If you have an iPhone 16 and smash the thing on the ground, you’re in luck: Apple has begun selling replacement parts including cameras, displays, and batteries for its latest iPhone. The company, long resistant to customers repairing their own devices, has been making it easier following years of pressure from repairability advocates like iFixit.

A replacement camera assembly will cost $169 for the standard iPhone 16 or $249 for the larger 16 Pro and Pro Max. Displays range from $279 to $379 depending on the model and size. Batteries are $99, or $119 for the 16 Pro, though they’ll be more like $60 for the Pro if you ship Apple your old battery back. A camera will run you closer to $189 if you return the defective part. You’ll want to check Apple’s official replacement site for full pricing factoring in return credits. If you don’t have specialized tools to conduct the repair, Apple will rent you the battery repair device that its own technicians use.

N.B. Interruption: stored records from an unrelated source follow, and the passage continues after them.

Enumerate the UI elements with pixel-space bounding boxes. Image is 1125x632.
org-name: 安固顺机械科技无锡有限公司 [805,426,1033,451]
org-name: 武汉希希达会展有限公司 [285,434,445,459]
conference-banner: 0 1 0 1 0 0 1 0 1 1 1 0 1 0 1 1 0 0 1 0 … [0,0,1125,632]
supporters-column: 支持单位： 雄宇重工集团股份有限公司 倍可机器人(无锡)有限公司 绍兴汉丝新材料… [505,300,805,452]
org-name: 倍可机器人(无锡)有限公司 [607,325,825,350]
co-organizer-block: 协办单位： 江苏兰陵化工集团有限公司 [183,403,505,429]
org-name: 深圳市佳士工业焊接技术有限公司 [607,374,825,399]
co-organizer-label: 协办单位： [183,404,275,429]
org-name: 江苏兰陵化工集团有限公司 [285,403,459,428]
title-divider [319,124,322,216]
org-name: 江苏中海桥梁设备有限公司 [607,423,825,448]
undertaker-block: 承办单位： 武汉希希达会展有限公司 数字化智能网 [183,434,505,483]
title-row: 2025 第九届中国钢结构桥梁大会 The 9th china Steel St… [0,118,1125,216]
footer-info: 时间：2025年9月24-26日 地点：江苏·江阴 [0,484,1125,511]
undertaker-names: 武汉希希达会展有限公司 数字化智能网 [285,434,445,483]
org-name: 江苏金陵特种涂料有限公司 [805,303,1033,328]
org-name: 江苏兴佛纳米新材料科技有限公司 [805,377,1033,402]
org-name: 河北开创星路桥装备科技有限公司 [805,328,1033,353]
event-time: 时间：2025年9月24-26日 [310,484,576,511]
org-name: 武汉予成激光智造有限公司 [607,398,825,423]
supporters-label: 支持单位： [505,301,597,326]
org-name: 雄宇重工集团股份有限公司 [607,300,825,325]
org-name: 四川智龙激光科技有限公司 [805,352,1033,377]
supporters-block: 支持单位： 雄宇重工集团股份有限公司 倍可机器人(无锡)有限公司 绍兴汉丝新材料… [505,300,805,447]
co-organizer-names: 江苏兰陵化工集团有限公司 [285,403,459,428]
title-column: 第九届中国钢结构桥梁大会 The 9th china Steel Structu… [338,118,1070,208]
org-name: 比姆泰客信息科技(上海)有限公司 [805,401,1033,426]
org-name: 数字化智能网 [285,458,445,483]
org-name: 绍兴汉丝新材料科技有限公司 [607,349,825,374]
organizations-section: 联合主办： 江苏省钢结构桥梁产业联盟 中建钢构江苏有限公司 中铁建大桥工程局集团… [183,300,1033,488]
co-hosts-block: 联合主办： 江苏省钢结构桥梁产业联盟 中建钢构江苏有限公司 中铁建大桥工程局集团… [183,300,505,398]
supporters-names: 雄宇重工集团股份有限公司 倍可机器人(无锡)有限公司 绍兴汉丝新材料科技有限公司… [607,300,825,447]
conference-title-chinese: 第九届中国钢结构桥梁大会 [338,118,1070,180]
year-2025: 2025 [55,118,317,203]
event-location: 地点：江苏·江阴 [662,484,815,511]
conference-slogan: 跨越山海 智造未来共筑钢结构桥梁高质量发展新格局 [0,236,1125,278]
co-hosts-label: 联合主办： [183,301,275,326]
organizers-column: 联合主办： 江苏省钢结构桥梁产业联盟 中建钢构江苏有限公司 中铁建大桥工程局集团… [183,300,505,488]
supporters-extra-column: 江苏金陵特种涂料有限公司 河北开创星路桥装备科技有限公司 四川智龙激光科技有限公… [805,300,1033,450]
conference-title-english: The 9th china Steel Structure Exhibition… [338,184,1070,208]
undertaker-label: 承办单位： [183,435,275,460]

Apple first launched its self-service repair program in 2022, which provides customers access to parts, tools, and manuals to repair select iPhones and Macs. The company for years restricted repairs to authorized technicians for years, saying that unauthorized technicians could make mistakes that would damage devices and harm the pristine Apple brand. And iOS still rejects components that are not authorized by Apple. But these decisions contradicted Apple’s own commitment to sustainability, because the company’s restrictions made repairs more costly and could result in more people just throwing away devices for a new one. An open market ultimately drives costs down and makes it easier for people to hold on to a device for longer.

Fortunately, pressure has pushed Apple to open up repair manuals and parts to anyone, and the company will soon offer better support for more affordable third-party components, extending the lifespan of devices that consumers feel would continue to operate perfectly fine so long as they could replace a certain part, like a cracked camera or display. Recent data suggests consumers are upgrading their devices less frequently.

It’s great that Apple has been able to make its devices so durable, just increasing their value. But as customers replace their devices less often, the company has been making up the lost revenue by pushing harder into services, where it charges recurring subscriptions for products like Apple One. It recently began rolling out Apple Intelligence, a suite of artificial intelligence tools baked into iOS that require recent hardware the company hopes will convince customers to upgrade to an iPhone 15 or newer.